I've often talked about the close bond that form despite the great challenges that we face in the infertile community. Some of those bonds break past the anonymity of chat rooms/blogs and flourish into real life friendships. Well, such a friendship was formed between my friend Sunshine and me.

Whether it's the years of trying, the losses or the countless invasive procedures, each of our journeys are painful and emotionally debilitating ones. Well, of everyone I know, my friend Sunshine has been through hell. Pure, unforgiving hell. You only have to glance at her infertility journey recap page to get the picture.

Beyond the numbers and figures, I see the true image of a determined soul who never completely gave into despair and always fought through the blizzard (both figuratively and literally) to finally hold two babies in her arms.

This last chapter of her IF journey introduced us to one other pivotal character -- a gestational carrier named Kelly. She has proven to be the most benevolent and dedicated carrier one could hope for. I read each of Sunshine's entries with great interest and admiration. The decision and experience of going through a gestational carrier was a very rewarding one, and one that has resulted in the births of twins.

I feel the need to point out that not all experiences with carriers are as affable and yield such exceptional outcomes. Stories of carriers who take the money and vanish; carriers who sue the parents to get the child back; carriers who smoke and drink during the pregnancy. Like all diverged paths to parenthood, the one of third-party reproduction can be fraught with challenges.

There must have been something in the infertile air, because on the same weekend that Sunshine announced that her little miracles were finally here, I came across this article in The New York Times Magazine: "Meet the Twiblings" by Melanie Therstrom.

After undergoing infertility treatments, Therstrom and her husband decided to turn to third-party reproduction options. They opted for an egg donor and for the embryos (donor egg + Therstrom's husband's sperm) to be transferred to two gestational carriers. The babies were born just days apart. It is a fascinating and thought provoking journey. And like all infertility stories, there were many expressions of the loss of hope, the coping mechanisms and the retrospective look on the journey that resonated with me and I believe will resonate with you as well -- the common threads that connect us all.
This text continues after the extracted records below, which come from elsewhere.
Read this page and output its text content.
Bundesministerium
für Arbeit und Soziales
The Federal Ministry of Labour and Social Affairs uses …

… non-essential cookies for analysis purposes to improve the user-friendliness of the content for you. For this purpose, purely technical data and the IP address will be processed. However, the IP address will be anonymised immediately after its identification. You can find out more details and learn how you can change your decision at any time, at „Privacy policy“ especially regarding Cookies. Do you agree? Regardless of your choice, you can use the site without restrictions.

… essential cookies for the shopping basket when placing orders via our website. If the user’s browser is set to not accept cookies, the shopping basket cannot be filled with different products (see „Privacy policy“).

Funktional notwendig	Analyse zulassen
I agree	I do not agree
Here, a few highlights from the article:

"For many couples, the most crushing aspect of fertility treatment is not all the early morning blood-draws but the haunting feeling that the universe is telling them that their union is not — in a spiritual, as well as a biological, sense — fruitful."


"We were careful to refer to the fetuses as the “drafts” rather than our chosen names to remind ourselves that they were notes toward the children we wanted, but if they died, they were just beginnings like all the embryos had been, and we would start again."

"Plan A — making babies with the tools you have around the house, as they say, the fun, free tools — faded into the background, and Plan B became foreground. I can count the ways Plan B is a less-desirable way to have children — the route seems to take you off the edge of the world and into the land of scrolly dragons. But when you actually go there, the map shifts. The brain’s ability to rewrite — to destinize, as it were — the birth story and turn a barn into a manger is so powerful that Plan B, all its unsexiness notwithstanding, became the best plan, because Plan B created the children that we have and are convinced we had to have."